Söz konusu mutluluk yarışı olduğunda Kuzey Avrupa ülkeleri her zaman önde. Finlandiya 2024 yılında üst üste yedinci kez zirveye yerleşirken, onu Danimarka ve İzlanda takip etti. Peki, ama neden bu kadar istikrarlı bir şekilde mutlular?

Finlandiyalı komedyen Ismo Leikola, bir stand-up gösterisinde ülkesinin “Dünya Mutluluk Raporu“na göre son yedi yıldır bir numara olduğunu hatırlatıp, “Bu berbat bir şey. ‘Ne yani, bir ben mi mutsuzum’ diye düşündürüp daha fazla mutsuz ediyor” diyerek şaka yapıyordu.

“Mutluluk Raporu” elbette bir ulusun tamamının mutlu olduğunu iddia etmiyor. Aksine bu endeks, ilk sıraları paylaşan Nordik ülkelerinin (İskandinav ülkeleri İsveç, Norveç ve Danimarka’nın yanı sıra Finlandiya, İzlanda ve Faroe Adaları için kullanılan tanım) mutluluğundan çok, diğerlerinin mutsuzluk seviyesinin yüksekliğini göstermesi açısından anlamlı.

Peki, bir İzlandalı ya da Danimarkalı kadar mutlu olmak için neler yapmak gerekiyor? Euronews bilim muhabiri Camille E Bello, Nordik mutluluğun sırlarını araştırdı.

Yazıda öne çıkan bölümleri aktarıyoruz:

“Nordik ülkelerinin insanları neden bu kadar istikrarlı bir şekilde mutlular?

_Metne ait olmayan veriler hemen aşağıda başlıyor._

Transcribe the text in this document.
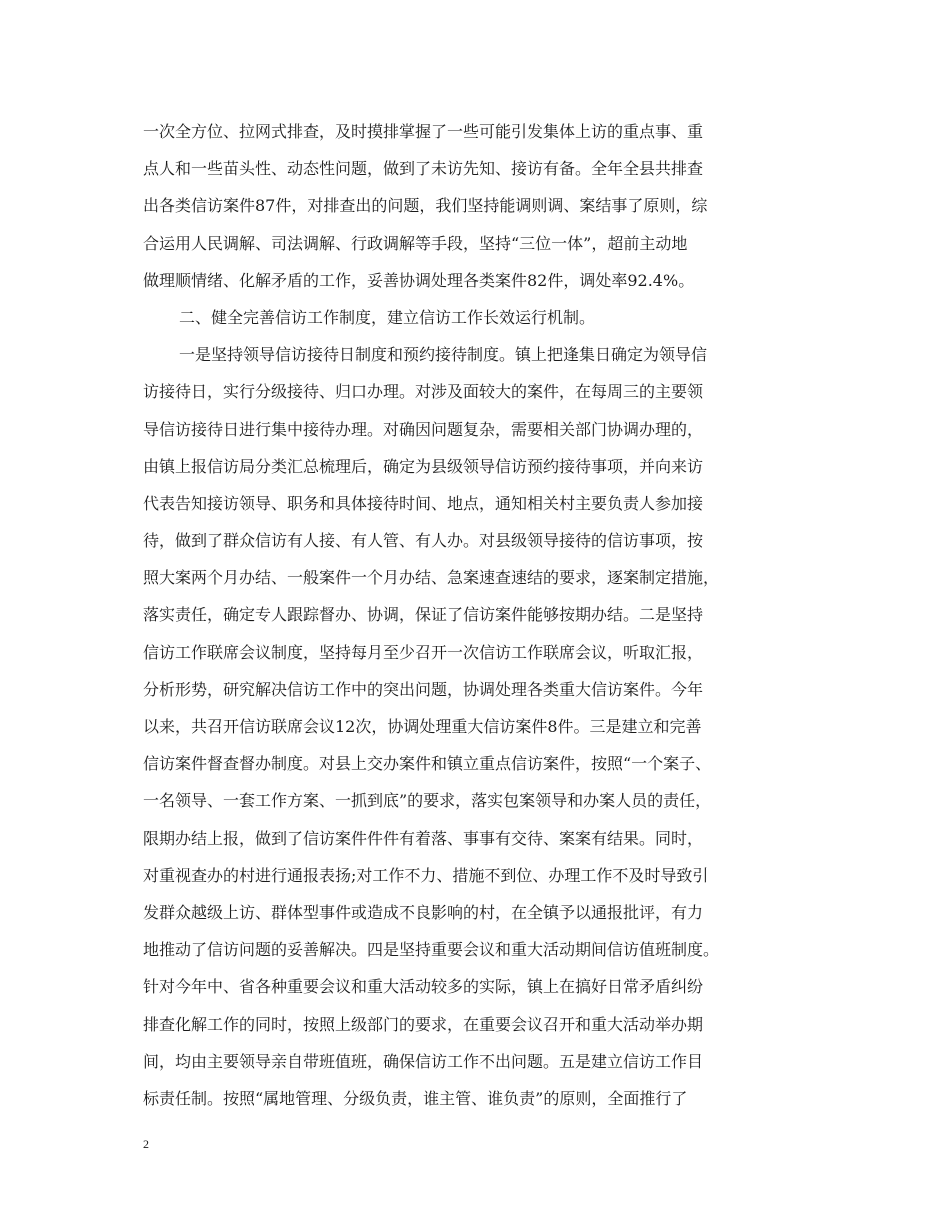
一次全方位、拉网式排查，及时摸排掌握了一些可能引发集体上访的重点事、重
点人和一些苗头性、动态性问题，做到了未访先知、接访有备。全年全县共排查
出各类信访案件87件，对排查出的问题，我们坚持能调则调、案结事了原则，综
合运用人民调解、司法调解、行政调解等手段，坚持“三位一体”，超前主动地
做理顺情绪、化解矛盾的工作，妥善协调处理各类案件82件，调处率92.4%。
二、健全完善信访工作制度，建立信访工作长效运行机制。
一是坚持领导信访接待日制度和预约接待制度。镇上把逢集日确定为领导信
访接待日，实行分级接待、归口办理。对涉及面较大的案件，在每周三的主要领
导信访接待日进行集中接待办理。对确因问题复杂，需要相关部门协调办理的，
由镇上报信访局分类汇总梳理后，确定为县级领导信访预约接待事项，并向来访
代表告知接访领导、职务和具体接待时间、地点，通知相关村主要负责人参加接
待，做到了群众信访有人接、有人管、有人办。对县级领导接待的信访事项，按
照大案两个月办结、一般案件一个月办结、急案速查速结的要求，逐案制定措施，
落实责任，确定专人跟踪督办、协调，保证了信访案件能够按期办结。二是坚持
信访工作联席会议制度，坚持每月至少召开一次信访工作联席会议，听取汇报，
分析形势，研究解决信访工作中的突出问题，协调处理各类重大信访案件。今年
以来，共召开信访联席会议12次，协调处理重大信访案件8件。三是建立和完善
信访案件督查督办制度。对县上交办案件和镇立重点信访案件，按照“一个案子、
一名领导、一套工作方案、一抓到底”的要求，落实包案领导和办案人员的责任，
限期办结上报，做到了信访案件件件有着落、事事有交待、案案有结果。同时，
对重视查办的村进行通报表扬;对工作不力、措施不到位、办理工作不及时导致引
发群众越级上访、群体型事件或造成不良影响的村，在全镇予以通报批评，有力
地推动了信访问题的妥善解决。四是坚持重要会议和重大活动期间信访值班制度。
针对今年中、省各种重要会议和重大活动较多的实际，镇上在搞好日常矛盾纠纷
排查化解工作的同时，按照上级部门的要求，在重要会议召开和重大活动举办期
间，均由主要领导亲自带班值班，确保信访工作不出问题。五是建立信访工作目
标责任制。按照“属地管理、分级负责，谁主管、谁负责”的原则，全面推行了
2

Bazıları bunun küçük, homojen ve varlıklı olmalarından kaynaklandığını söylüyor. Hatta birkaç yıl önce bir araştırma makalesi bunun genetik olarak daha mutlu olmalarından kaynaklandığını bile ileri sürdü.

Ancak Dünya Mutluluk Raporu’na (WHR) göre bu tür teoriler doğru değil.

Mutluluk parayla mı?

Evet, Nordik ülkelerinin hepsi görece zengin ve mutlu, ancak görece zengin ülkelerin hepsi Nordik ülkeleri kadar mutlu değil. Dünyanın en zengin üçüncü ülkesi olan Singapur 26’ıncı sırada yer alırken, dünyanın en zengin ülkelerinden biri olan Suudi Arabistan 27’nci sırada yer alıyor.

Paraya ilişkin dikkate almamız gereken tek faktör, İskandinav ülkelerinin gelir eşitsizliğinin düşük seviyede olması. Ancak araştırmacılar bunun aslında yüksek yaşam memnuniyeti ile ilişkili olduğunu kanıtlayamadılar.

Gelir eşitsizliğinin güvensizliğe yol açtığı ve bunun doğrudan daha düşük yaşam memnuniyetine katkıda bulunduğu ise kanıtlandı.

Genetik ya da biyolojik olarak mutlu olmaya yatkınlar mı?

Bu sorunun cevabı “kesinlikle evet” olsa bile, bu resmin sadece üçte birini ortaya koyacaktır.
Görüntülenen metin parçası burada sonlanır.